Gli investimenti del Corriere per l’informazione
Uno studente azzarda il paragone col sito del Sole 24 Ore, facile da leggere e con scarsa pubblicità. Fontana sottolinea come sia sì di semplice lettura: «Ma ha anche un buco in bilancio da cento milioni. Quando ad esempio devo mandare un inviato in Ucraina – fa notare – ho molti costi da sostenere: c’è l’assicurazione di guerra, una scorta personale, le spese di viaggio… possibilmente vorrei mandare un giornalista bravo, e anche quello costa». Ciò permette di avere una cronaca professionale, e deve avere un prezzo.
Il costo di questi sforzi è risibile per il lettore, per il quale un abbonamento mensile al sito del Corriere è paragonabile – fa notare Fontana – a un pacchetto di sigarette al mese.
Responsabilità nell’era delle fake news
Cosa significhi essere il direttore “responsabile”, Fontana ce lo ricorda più volte: «Sono perseguibile, anche penalmente, per ogni notizia pubblicata dai miei giornalisti (che sono 485, ndr). L’unico modo per tutelarsi è avvalersi di fonti certificate». E lancia una provocazione: «Sarebbe giusto che anche i social come Twitter si assumessero delle responsabilità editoriali». Ma nessun giornale può e deve competere con Facebook o Google, che in quanto social «sono anche luoghi di messa in relazione, non solo di scambio d’informazioni».
Il pericolo è nella diffidenza che le nuove generazioni hanno verso le testate classiche. È quello dell’accuratezza del messaggio il campo di battaglia dei giornalisti. Essi devono diventare garanti della corretta informazione, a loro volta garantiti.
La politica italiana e il problema della leadership
Nel saggio del 2018 “Un paese senza leader” (ed. Longanesi), Fontana scrive della mancanza cronica di una leadership in Italia. Chiediamo se ritiene questa tesi sia attuale alle porte del 2023.
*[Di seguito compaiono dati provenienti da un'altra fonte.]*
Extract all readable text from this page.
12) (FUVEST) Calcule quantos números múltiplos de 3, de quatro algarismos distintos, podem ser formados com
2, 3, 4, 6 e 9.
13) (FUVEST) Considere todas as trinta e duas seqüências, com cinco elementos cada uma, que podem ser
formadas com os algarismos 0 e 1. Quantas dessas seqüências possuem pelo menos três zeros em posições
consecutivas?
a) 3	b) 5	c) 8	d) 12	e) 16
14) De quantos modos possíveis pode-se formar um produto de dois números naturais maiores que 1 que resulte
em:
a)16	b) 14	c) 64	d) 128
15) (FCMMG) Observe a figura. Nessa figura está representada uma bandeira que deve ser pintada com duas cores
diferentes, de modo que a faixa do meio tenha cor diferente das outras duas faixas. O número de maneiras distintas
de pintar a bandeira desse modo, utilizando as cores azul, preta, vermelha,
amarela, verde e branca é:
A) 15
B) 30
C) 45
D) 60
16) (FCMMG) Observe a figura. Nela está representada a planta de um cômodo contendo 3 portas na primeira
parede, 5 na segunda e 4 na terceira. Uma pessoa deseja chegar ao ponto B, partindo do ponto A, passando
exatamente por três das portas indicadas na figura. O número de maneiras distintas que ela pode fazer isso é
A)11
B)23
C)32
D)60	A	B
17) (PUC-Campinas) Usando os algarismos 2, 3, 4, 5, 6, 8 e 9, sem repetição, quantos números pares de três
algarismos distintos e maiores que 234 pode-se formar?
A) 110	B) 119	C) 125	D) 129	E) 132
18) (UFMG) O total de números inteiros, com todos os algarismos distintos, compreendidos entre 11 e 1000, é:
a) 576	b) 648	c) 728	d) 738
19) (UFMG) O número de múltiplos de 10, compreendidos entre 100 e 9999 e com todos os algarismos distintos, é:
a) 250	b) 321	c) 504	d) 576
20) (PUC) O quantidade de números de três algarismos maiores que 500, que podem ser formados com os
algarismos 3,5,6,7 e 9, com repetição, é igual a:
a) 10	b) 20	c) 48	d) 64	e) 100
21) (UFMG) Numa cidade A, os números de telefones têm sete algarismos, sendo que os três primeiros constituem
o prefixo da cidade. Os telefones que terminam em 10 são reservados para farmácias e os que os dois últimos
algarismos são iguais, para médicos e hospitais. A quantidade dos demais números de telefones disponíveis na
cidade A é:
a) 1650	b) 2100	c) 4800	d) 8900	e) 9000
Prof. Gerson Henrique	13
«Certo che lo è, se pensiamo a cinque anni fa c’erano i 5 Stelle, che oggi hanno una classe dirigente tutta diversa». Pensiamo anche a un Salvini che tocca il 35% alle europee del 2019 e oggi si ferma all’8%: «non è un caso, ma dipende dall’elettorato e da come le leadership si formano nel nostro paese». Secondo Fontana, per creare veri leader la politica deve ripartire dal passato, attraverso le associazioni di partito. «Meloni non è populista in senso classico, perché ha seguito questo tipo di percorso e si è costruita dal nulla».
Cosa dovrebbe dire un vero leader? «Un vero leader dovrebbe saper dire che non è facile risolvere tutto, che occorre un programma concreto e il sostegno dirigenziale. Che non può farcela solo, ma si tratta di una missione comune».
I grandi aneddoti
Il racconto del direttore arriva agli episodi più emozionanti della sua carriera: «La mia intervista a Putin, e quella più recente a Papa Francesco».
I nomi sono potenti, rimbombano nell’aula magna. L’interesse si riaccende anche tra i più distratti.
Il primo giornalista occidentale a ottenere nel 2015 un’intervista a Putin dopo l’invasione della Crimea, ricorda oggi quell’incontro al Cremlino: «Ci fece aspettare sette ore in questa enorme sala con al centro un elegante servizio da tè, e ogni tanto c’era agitazione per mantenere calda la teiera. La prima cosa che mi chiese fu “come sta il mio amico Berlusconi?” E mi colpì che prima di congedarsi non abbia voluto rileggere l’intervista».
Passa poi al colloquio con il Papa: «A un certo punto definì “chierichetto di Putin” il Patriarca della Chiesa Ortodossa. Gli dissi se era sicuro, che sarebbe scoppiato un casino. E col suo fare semplice che l’ha reso famoso, Papa Francesco mi ha risposto: “Vai, vai”».